Egemen sınıfların çıkarlarına göre dizayn edilmiş eğitim modelinde; eşitsizlik, şovenizm, rekabetçilik artık öğrenciler tarafından ifşa olmuş ve tepkiler açığa çıkarmıştır. Pandemi döneminde öğrenci gençlikten yükselen seslerin muhatabını bulamaması ve karşılık alamaması gençlerde “bıkma” halini de beraberinde getirdi. Azımsanmayacak kadar genç yurtdışında yaşamak istiyor. Sömürü sisteminin daha “sistemli” olduğu ülkeler, bizimki gibi ülkelerden albenili geliyor. Gençlerdeki bu istemin sebeplerinden biri de kapitalizmin kitlelere sunuluş ve pazarlanış şeklidir. Türkiye’de öğretmen-doktor-avukat olmaktansa Avrupa’da garson olmak tercih edilmektedir. Egemen sınıflar tarafından demokratik kazanımlara ve demokratik hak taleplerine olan saldırılar bu istemleri daha da derinleştirmektedir. TYT’nin olduğu gün Kanal İstanbul, 2 Temmuz anması, Onur Yürüyüşü ve HDP’ye yönelik saldırılara dair eylemler vardı. Bir üniversite öğrencisi bu toplumsal olaylarla ilgilendiğinde bursu kesilebilir, yurttan atılabilir, ailesi aranabilir. Bu denli bir korku atmosferi yaratılan yerde gençlerin kendini baskı altında hissetmeleri ve kendilerini ifade edebilecek alanlar bulamamaları doğaldır. Halbuki lisedeyken üniversitenin liseye nazaran “özgürlükçü” olduğu söylenir. Bunun bir sebebi üniversitede, deneyim biriktirmiş olan gencin kendi sınıf, kimlik çıkarlarını sahiplenme iradesinin daha güçlü olmasıdır. Gelecek kaygısıyla süren 12 yıllık eğitim hayatı sonunda geleceksizlik gerçeğiyle karşılaşır. Geleceksizlik, müdahale etmeyi doğurmaktadır. Bu müdahale, mücadeleye dönüşene kadar da mütevazi bir olgunluğa erişmektedir.
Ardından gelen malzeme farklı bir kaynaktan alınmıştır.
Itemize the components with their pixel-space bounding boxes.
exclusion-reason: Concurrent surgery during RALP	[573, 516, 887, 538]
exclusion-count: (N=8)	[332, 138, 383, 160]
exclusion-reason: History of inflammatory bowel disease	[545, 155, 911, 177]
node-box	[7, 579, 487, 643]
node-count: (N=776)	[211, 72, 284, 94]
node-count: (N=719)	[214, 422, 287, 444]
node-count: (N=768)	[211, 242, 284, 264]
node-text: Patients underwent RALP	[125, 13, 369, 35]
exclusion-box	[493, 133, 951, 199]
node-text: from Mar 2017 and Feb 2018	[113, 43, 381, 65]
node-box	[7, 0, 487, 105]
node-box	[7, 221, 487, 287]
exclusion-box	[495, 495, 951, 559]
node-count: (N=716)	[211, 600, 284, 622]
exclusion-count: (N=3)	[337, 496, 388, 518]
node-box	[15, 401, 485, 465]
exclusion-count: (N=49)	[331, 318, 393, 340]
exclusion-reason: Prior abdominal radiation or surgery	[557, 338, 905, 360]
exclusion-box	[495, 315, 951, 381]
Sınavlar, bireysel kurtuluş yalanları ile rekabete dayalı bir dünya düzeninin yansımasıdır. Sebeplerini ortan kaldırmadıkça yansımaların yalnızca şekli değiştirecektir. Özü her zaman egemen sınıfların çıkarlarını korumak olacaktır. Özerk-demokratik üniversite istemi; eşit, parasız, bilimsel ve anadilde eğitim hakkının yarattığı bir istemdir. Toplumsal olarak yalnızca üniversite ve lise öğrencilerini değil, genişçe bir kesimi buluşturan taleplerdir. Düşük gelirle geçinmek zorunda kalan aile üyelerini, kadınları ve LGBTİ+’ları, öğretim üyelerini, ezilen ulusları, sanat ve bilimle ilgilenmek isteyenleri ve işsizleri bu mücadele etrafında da örgütlemek gerekmektedir. Sömürü düzeninde bizi buluşturan her alanı mücadele alanına çevirmek ileri atılmamızı ve bizim olanı almamızı sağlayacaktır. Bireysel kurtuluş örgütsüzlüğü öğütler, gerçek kurtuluş için örgütlenelim.